Continental Religion Returns: Antarctica

Continental Religion Returns: Antarctica
Photo by henrique setim / Unsplash

Faith in Diversity returns! The season of Lent was incredibly busy for me, as I taught Sunday School on Zoom, preached, and taught Bible Study at 3 different churches each Sunday. Having finished that sprint, I am finding time to return and finish this series on Continental Religion. First, to the South, and the ice...

There is an oral legend among the Maori people of the Polynesian south Pacific Ocean going back 1300 years of finding a mysterious mountainous land, surrounded by icebergs: “a foggy, misty and dark place not seen by the sun…completely bare and without vegetation on them.” While legends do not always equal history, the prodigious skill of Polynesian sailors and the massive distances they covered with the simplest boats suggests they could have arrived in Antarctic waters over 1000 years before Europeans claimed to discover the southernmost continent. 

Nevertheless, more permanent settlement did not occur until after a Russian expedition sited Antarctica in 1820. And with humans came what tends to come with them everywhere they move - religion. While the other continents can claim at tens of thousands of years of myth and ritual, the ice continent was late to the party. In fact, just last year, in 2025, the Islamic call to prayer, the Adhan, was heard for the first time, from Bellingshausen Station on King George Station. 

First Muslim adhan to sound over Antarctica

This week, Jews around the world are celebrating Passover. I cannot attest as to whether there will be a Seder in Antarctica this year, but there was one 30 years ago, in 1996. David Hornstein, an Australian Jew serving as a scientist for a New Zealander base, planned ahead for this holy observance which would happen in the deep winter. A fellow Jew at a nearby American base was unable to make it over, but 10 non-Jewish co-workers celebrated with Hornstein and the Navy Chaplain fulfilled his Interfaith charge by ensuring there was Kosher food. They even opened the door of the base to welcome Elijah, ice sheets blowing in along with him. 

A small but sturdier Jewish congregation of seven found each other for the High Holidays in 2009, from Rosh Hashanah, the Jewish New Year,t o Yom Kippur, the day of Atonement, at the American McMurdo Station on Ross Island. This was the second year in a row of Jewish celebration but this one perhaps a tad more profound: “This was a much more intimate gathering than the station’s first-ever and very successful Chanukah party that she’d organized last year featuring a Station-made penguin menorah.” The author of this account, Kenneth Iserson, closed their Yom Kippur in a familiar way yet it such a foreign place: 

“Then I, the eldest of our group, led our small congregation in what I have always thought of as the centerpiece of the holiday: “Al Chait she'chatanu lifanecha . . .” [For the sins that we have sinned before You . . .]. As our small service ended, we went our separate ways into the frigid evening, having celebrated our most sacred holiday, Yom Kippur, in a manner and place of which our ancestors never dreamed.”

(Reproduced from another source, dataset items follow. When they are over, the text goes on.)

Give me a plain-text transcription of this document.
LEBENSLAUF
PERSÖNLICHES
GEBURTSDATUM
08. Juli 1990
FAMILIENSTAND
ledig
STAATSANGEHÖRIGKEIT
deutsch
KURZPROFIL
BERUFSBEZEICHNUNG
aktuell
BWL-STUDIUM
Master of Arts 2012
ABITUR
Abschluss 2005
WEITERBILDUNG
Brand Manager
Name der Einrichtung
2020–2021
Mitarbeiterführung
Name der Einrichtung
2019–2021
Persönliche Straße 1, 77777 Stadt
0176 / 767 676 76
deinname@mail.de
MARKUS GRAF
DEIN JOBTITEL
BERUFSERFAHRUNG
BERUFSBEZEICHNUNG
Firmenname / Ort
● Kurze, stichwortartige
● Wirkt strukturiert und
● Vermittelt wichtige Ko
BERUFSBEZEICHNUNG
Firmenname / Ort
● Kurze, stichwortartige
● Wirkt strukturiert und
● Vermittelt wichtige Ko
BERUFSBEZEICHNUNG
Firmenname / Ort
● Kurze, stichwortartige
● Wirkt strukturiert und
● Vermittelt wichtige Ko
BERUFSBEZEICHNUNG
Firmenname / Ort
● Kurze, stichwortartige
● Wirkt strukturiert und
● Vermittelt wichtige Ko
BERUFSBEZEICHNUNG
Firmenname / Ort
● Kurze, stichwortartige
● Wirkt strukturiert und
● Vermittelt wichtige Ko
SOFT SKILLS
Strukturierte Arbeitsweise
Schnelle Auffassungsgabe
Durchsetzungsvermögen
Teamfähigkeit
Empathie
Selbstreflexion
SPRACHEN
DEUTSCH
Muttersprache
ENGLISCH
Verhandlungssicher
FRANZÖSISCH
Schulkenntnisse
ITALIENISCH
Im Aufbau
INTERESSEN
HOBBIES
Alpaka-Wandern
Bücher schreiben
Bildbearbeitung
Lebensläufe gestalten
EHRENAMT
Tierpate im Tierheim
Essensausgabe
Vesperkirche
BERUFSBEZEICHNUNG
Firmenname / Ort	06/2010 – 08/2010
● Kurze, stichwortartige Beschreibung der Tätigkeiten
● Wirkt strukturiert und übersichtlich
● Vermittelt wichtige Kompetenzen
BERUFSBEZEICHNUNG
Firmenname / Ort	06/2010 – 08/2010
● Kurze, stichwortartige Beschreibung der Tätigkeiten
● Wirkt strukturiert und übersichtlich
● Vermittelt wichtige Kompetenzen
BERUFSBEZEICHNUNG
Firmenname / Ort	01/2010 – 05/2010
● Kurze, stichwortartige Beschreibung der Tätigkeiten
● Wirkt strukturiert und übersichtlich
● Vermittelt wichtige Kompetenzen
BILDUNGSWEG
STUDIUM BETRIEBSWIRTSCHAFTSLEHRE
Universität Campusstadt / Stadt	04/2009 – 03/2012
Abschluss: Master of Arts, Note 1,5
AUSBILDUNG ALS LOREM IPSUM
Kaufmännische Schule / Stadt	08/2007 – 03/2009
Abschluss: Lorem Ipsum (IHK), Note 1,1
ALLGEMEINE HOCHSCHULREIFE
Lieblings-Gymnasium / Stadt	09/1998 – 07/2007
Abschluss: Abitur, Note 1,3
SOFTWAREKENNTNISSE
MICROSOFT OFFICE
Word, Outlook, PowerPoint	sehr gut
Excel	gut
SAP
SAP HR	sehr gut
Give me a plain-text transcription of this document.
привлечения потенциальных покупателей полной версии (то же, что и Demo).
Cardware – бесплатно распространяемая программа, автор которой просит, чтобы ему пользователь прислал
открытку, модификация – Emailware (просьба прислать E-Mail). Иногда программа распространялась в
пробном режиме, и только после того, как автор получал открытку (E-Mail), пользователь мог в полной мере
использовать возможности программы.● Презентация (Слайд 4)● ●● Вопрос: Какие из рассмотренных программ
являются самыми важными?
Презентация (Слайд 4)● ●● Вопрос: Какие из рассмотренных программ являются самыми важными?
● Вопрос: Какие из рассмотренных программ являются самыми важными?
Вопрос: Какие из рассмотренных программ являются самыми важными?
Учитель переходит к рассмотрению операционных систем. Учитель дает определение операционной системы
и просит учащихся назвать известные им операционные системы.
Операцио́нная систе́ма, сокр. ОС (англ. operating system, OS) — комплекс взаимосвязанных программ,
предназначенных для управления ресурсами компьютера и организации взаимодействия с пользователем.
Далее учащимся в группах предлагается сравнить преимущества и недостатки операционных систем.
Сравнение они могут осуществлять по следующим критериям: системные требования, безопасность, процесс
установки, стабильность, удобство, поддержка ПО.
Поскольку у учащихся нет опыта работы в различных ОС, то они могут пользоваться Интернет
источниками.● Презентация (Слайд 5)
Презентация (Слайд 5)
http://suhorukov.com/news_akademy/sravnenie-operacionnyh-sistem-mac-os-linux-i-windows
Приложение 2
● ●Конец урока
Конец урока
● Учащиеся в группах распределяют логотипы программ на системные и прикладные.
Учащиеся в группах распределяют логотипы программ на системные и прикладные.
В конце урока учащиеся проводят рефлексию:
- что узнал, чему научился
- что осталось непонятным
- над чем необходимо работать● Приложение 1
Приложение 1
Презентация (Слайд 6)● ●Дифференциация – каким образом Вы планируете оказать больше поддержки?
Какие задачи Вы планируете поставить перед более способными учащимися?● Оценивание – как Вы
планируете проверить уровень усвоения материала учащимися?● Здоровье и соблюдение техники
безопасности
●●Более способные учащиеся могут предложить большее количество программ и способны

Due to European exploration, Christianity has the longest recent history on Antarctica. But even this history is less than a century old. The first Catholic Mass was held at an Argentine base in 1946. The U.S.’s Chapel of the Snow was first built in 1956 but burnt down in 1978 and was not rebuilt until 1989. That makes the oldest church in Antarctica the Chapel of St. Francis of Assisi, built in 1976, which can claim the first known wedding ceremony and baptism on the continent. 

Read more about the churches of Antarctica: https://www.antarcticacruises.com/guide/antarctic-churches-and-religions

But perhaps the most beautiful sacred space built on the continent is Chapel of Our Lady of the Snows, which is carved into a permanent ice cave near the Belgrano II Base. It is the world’s southernmost permanent place of Catholic worship in the world. 

Faith & Footprints: Antarctica’s Catholic Ice Chapel
With the heat wave this summer reaching nearly every part of the world, one region that is experiencing the opposite weather is Antarctica. This time of year is

Religion has gone to every continent on earth. Where next? To unexplored ocean deeps? To the reaches of the solar system and the expanse of interstellar space? Only time will tell, but I have little doubt when it comes to that. Where humans go, religion comes with them.